Одним из таких событий стала для меня встреча с отцом Виктором Салтыковым, главным героем документального фильма «Русский заповедник», протоиереем и настоятелем православного прихода в деревне Жарки Юрьевецкого района Ивановской области.
Место глухое, от шоссе отдаленное, рейсовый автобус туда не ходит, – действительно, «заповедник» у черта на куличках, однако отец Виктор – такой человек, с которым хотел познакомиться сам Эмир Кустурица, но по стечению обстоятельств они разминулись, а мне повезло, я с отцом Виктором все-таки встретился и даже побывал у него в гостях.
Здесь собрано то, что сохранили память и записная книжка.
«Я не верю в православие, я верю в человека, его масштаб и возможности» – такими торжественными и отчасти самонадеянными словами я начал свою статью об отце Викторе, но тот, прочитав, сделал замечание, не споря и не критикуя, а призывая к размышлению:
– Для меня ваша фраза звучит как «я рыба, но мне не нужна вода», – произнес отец Виктор.
И я задумался.
Многие его мысли заставляли задуматься – не закрывали горизонт категоричностью истины, а давали старт, подводили к возможности собственных суждений, открывали простор, учили самостоятельности.
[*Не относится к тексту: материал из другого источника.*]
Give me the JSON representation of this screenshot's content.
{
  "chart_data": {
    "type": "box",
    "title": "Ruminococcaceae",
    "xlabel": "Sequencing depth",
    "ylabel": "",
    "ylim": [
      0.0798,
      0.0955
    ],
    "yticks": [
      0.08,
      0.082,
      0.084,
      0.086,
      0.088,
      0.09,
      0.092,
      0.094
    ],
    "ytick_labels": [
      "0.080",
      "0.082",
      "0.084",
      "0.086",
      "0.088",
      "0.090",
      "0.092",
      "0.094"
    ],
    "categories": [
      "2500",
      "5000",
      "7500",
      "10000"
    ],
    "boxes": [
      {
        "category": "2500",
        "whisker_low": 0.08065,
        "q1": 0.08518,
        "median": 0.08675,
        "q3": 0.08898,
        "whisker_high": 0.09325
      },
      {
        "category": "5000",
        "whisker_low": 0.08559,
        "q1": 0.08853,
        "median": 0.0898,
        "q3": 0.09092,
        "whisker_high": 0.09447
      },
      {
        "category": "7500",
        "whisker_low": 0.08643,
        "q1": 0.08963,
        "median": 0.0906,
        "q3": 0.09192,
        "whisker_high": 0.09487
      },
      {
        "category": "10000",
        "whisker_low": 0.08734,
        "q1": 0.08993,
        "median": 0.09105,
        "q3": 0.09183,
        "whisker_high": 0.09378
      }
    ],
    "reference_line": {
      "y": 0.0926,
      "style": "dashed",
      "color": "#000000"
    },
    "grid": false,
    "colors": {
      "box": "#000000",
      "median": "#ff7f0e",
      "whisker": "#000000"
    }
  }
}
Про Виктора Салтыкова я узнал из вышеупомянутого документального фильма, снятого режиссером Валерием Тимощенко.
– Ах, Жарки-Жарки, – пела в кадре маленькая девочка, едущая в телеге по тряской дороге. Из названия родной деревни она сделала песню так же легко, как заплела бы венок или покормила бы гусей.
Настроенный скептически по отношению к официальному православию, я начал смотреть фильм, полагая, что душеспасительные беседы и назидательные истории о «рабах божиих» мне скоро надоедят, как сладкий сироп, однако с удивлением и вниманием досмотрел до конца.
«Не надо спасать человечество – надо спасать себя», «безнравственная жизнь карается безумием», – в шлейфе этих формулировок отца Виктора я находился довольно долго. Они во мне аукались, как кони в горах – один встревоженно фыркнет из кедрача на склоне, а где-то от ручья ему ответит другой, и снова разливается безбрежная ночная тишина, к которой прислушиваешься, лежа в палатке, кутаясь в спальник…
До развала СССР Виктор Салтыков работал лесничим на Северном Кавказе.
«Бракоши там были один хуже другого – мы их ловили, они от нас отстреливались. У меня жизнь была как в американском вестерне – с погонями, засадами. А так мы, Салтыковы, – из кубанских казаков, род наш – казачий», – вспоминает отец Виктор.
О воцерковлении тогда не было и речи. Будущий священник увлекался йогой, восточными доктринами, изучал китайскую и японскую поэзию, сам пробовал сочинять в том же роде, медитировал на кромке каменистых обрывов, знал все тропинки, каждого охотника, пускал в седловину удалую лошадку…
Природа ему заменяла Бога. Он тогда поддерживал зарождавшееся в нашей стране экологическое движение, которое в конце восьмидесятых, по его выражению, было «целомудренным».
– А потом в моей жизни наступил перелом. Я понял, что человек, который ставит очистительные фильтры на заводах и предприятиях, – он не эколог, потому что тем самым он поддерживает режим, сам принцип существования этой системы. У меня был серьезный мировоззренческий кризис. Мы как сотрудники заповедника должны были отчитываться за потраченные патроны, и я, помню, сел, записал в тетрадь: «Затрачен патрон (одна штука) на отстрел лесничего (одна штука)». Потом думаю – нет, стреляться негоже… А я знал место, где точно бракоши будут, и даже знал примерно, когда они могут там оказаться. Решил – поеду и подвернусь под пулю, была ни была, но Бог не допустил. Я нашел в себе силы побороть свою слабость и стал священником, нашел себя в этом.
В сорок два года, на пике формы – вроде самая зрелость, – продолжает отец Виктор, – я думал, что моя жизнь закончена, а оказалось, она еще даже и не начиналась. Я раньше читал поэзию, классическую литературу, а теперь беру только духовные книги.
– И стихов не пишете?
– «Я бессловесен», – улыбнулся священник, ответив строчкой одного из прошлых своих стихотворений, написанного в жанре китайской лирики. – Зачем баян, когда есть кадило?
Редкое дело – сколько я ни общался с отцом Виктором, в его нравоучительных суждениях мне не было тесно, потому что за ними я видел не догму, а живое размышление, опыт и чувство. В них не было отвлеченности и дешевой однозначности, которые обычно больше всего и отталкивают в подобного рода сентенциях.